To the best of our knowledge, this is the first report of the development of a panel of seven groups of a duplex real-time PCR assay for simultaneously detecting 13 streptococcal SAgs. In the design of these real-time PCRs, an alignment of conserved regions of the target pathogens was made with publicly available GenBank sequences. The primer-probe combination was newly used in the present study and did not cross-react with other similar bacteria strains (data not shown). The specificity of the PCR reactions in these experiments using a novel duplex system was very high (100%), and was able to differentiate between different streptococcal SAgs. Furthermore, the detection limit of the duplex real-time PCR was lower by one or two log units than that of the conventional PCR assay. These results indicate that the duplex system described here may be useful in the clinical setting.

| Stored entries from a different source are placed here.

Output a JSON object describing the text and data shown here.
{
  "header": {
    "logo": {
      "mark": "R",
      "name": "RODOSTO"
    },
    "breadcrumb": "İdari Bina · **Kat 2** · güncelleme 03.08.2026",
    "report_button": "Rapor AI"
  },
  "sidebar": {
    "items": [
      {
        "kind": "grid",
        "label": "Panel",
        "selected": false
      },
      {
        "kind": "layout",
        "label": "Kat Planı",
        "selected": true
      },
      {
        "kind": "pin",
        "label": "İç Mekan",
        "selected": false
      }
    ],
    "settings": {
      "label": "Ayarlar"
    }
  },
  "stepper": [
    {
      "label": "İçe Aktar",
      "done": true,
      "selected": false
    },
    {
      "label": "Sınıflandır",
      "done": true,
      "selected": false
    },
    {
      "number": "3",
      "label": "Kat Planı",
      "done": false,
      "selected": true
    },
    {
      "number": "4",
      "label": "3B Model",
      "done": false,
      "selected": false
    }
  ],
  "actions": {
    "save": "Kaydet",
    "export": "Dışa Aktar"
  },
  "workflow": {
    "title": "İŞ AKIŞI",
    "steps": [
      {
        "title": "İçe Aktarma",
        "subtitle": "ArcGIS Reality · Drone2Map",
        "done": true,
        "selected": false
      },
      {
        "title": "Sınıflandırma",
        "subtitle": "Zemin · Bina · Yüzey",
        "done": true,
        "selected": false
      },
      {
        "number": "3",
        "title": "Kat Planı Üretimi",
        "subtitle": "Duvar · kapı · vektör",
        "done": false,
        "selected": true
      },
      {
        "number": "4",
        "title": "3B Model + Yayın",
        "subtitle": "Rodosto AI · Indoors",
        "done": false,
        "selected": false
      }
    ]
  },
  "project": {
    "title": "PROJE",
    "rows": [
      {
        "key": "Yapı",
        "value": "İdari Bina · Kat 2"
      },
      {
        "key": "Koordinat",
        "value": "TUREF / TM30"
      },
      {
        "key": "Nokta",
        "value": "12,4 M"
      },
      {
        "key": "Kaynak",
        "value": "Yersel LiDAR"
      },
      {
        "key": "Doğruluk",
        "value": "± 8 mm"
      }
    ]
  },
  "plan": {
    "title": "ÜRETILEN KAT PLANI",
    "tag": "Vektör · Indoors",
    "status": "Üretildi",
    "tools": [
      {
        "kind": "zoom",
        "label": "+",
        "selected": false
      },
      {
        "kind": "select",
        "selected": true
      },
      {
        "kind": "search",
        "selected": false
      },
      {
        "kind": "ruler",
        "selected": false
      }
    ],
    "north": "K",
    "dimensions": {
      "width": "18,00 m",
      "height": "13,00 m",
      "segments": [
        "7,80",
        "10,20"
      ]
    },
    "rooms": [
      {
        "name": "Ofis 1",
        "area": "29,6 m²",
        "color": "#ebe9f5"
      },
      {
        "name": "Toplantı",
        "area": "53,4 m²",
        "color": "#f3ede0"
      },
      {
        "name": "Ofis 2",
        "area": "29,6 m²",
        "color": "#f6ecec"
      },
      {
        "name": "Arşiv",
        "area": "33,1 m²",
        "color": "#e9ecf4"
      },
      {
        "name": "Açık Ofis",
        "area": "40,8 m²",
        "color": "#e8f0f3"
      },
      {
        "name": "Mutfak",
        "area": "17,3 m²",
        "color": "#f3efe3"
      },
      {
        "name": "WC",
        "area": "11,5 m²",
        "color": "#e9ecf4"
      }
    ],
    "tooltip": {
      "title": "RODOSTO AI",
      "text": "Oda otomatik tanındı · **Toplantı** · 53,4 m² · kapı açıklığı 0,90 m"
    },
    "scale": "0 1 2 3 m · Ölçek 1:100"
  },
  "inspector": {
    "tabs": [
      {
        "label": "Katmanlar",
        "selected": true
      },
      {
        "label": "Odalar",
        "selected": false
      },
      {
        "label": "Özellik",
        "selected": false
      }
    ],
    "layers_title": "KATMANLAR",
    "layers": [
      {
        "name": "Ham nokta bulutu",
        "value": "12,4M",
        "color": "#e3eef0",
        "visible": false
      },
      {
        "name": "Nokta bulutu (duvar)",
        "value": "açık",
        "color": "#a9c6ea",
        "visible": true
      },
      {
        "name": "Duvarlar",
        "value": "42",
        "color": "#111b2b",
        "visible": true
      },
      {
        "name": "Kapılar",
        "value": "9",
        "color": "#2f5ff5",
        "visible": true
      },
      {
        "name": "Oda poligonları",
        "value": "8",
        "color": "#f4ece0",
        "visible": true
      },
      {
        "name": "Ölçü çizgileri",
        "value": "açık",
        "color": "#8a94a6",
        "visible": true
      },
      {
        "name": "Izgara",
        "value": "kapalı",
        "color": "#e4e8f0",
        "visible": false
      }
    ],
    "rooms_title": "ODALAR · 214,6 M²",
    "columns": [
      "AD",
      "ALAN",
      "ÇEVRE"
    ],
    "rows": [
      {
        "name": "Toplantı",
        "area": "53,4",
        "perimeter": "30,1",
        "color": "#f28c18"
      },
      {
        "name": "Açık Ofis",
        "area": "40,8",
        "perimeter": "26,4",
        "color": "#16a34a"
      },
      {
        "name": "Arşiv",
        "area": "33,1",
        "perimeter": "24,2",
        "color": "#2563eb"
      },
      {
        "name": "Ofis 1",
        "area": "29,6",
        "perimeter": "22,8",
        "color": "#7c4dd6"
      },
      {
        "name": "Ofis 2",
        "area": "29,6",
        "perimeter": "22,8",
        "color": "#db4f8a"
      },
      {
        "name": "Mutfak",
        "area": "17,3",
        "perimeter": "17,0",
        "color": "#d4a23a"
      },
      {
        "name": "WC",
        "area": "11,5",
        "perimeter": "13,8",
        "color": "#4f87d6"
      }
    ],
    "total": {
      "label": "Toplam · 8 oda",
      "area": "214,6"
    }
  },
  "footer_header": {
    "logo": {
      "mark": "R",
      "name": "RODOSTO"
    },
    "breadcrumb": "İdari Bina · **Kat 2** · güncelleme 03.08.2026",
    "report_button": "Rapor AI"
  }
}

There are several advantages of the duplex real-time PCR system compared with the conventional PCR technique, for example, the ease of performance, high specificity and sensitivity, fast turn-around time, a high-throughput capacity, and minimal carry-over contamination [8]. Real-time PCR assays have been widely utilized for early diagnosis of many other bacterial infections [9]. In this study, an internal control was successfully integrated into the assays for accurate interpretation of negative results. The panel of duplex real-time PCR assays could possibly be used as a rapid and efficient diagnostic tool for 13 streptococcal SAgs in the clinical setting.

Conclusions

The panel of duplex real-time PCR assays described in this report is a simple, specific, sensitive and rapid method for the detection of 13 streptococcal SAgs in clinical samples. This technique has the potential for use in routine diagnostics.

Competing interests

The authors declare that they have no competing interests.

Authors’ contributions

PY, XP, SC carried out the evaluation experiments, data collection and organization, statistical analysis and contributed to writing and to the interpretation of the results. JS, XZ, DZ and HL carried out the duplex real-time PCR and the sequence alignment. QW contributed to the design of the study and assisted in the drafting of the manuscript. All authors have read and approved the manuscript.